[lldb-dev] Parallelizing loading of shared libraries

Mon May 1 14:42:13 PDT 2017

On 28 April 2017 at 16:04, Scott Smith <scott.smith at purestorage.com> wrote:
> Hmmm ok, I don't like hard coding pools.  Your idea about limiting the
> number of high level threads gave me an idea:
>
> 1. System has one high level TaskPool.
> 2. TaskPools have up to one child and one parent (the parent for the high
> level TaskPool = nullptr).
> 3. When a worker starts up for a given TaskPool, it ensures a single child
> exists.
> 4. There is a thread local variable that indicates which TaskPool that
> thread enqueues into (via AddTask).  If that variable is nullptr, then it is
> the high level TaskPool.Threads that are not workers enqueue into this
> TaskPool.  If the thread is a worker thread, then the variable points to the
> worker's child.
> 5. When creating a thread in a TaskPool, it's thread count AND the thread
> count of the parent, grandparent, etc are incremented.
> 6. In the main worker loop, if there is no more work to do, OR the thread
> count is too high, the worker "promotes" itself.  Promotion means:
> a. decrement the thread count for the current task pool
> b. if there is no parent, exit; otherwise, become a worker for the parent
> task pool (and update the thread local TaskPool enqueue pointer).
>
> The main points are:
> 1. We don't hard code the number of task pools; the code automatically uses
> the fewest number of taskpools needed regardless of the number of places in
> the code that want task pools.
> 2. When the child taskpools are busy, parent taskpools reduce their number
> of workers over time to reduce oversubscription.

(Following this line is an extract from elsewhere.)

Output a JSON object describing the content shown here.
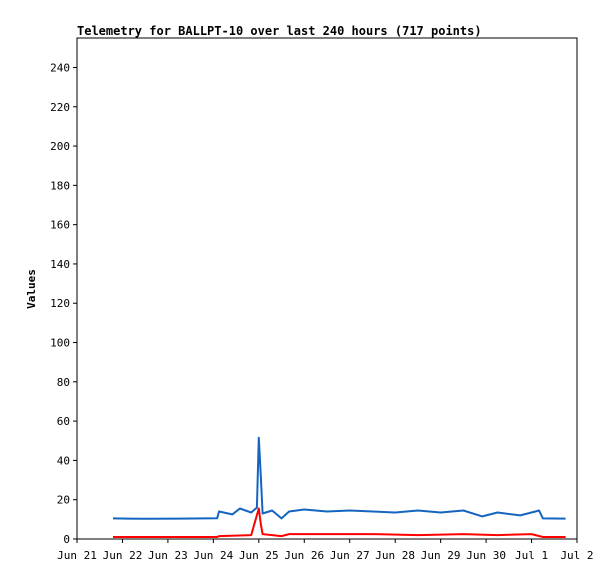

The algorithm sounds reasonable to me. I'm just not sold on the
"automatic" part. My feeling is that if you cannot tell statically
what "depth" in the pool your code runs in, there is something wrong
with your code and you should fix that first.

Besides, hardcoding the nesting logic into "add" is kinda wrong.
Adding a task is not the problematic operation, waiting for the result
of one is. Granted, generally these happen on the same thread, but
they don't have to be -- you can write a continuation-style
computation, where you do a bit of work, and then enqueue a task to do
the rest. This would create an infinite pool depth here.

Btw, are we sure it's not possible to solve this with just one thread
pool. What would happen if we changed the implementation of "wait" so
that if the target task is not scheduled yet, we just go ahead an
compute it on our thread? I haven't thought through all the details,
but is sounds like this could actually give better performance in some
scenarios...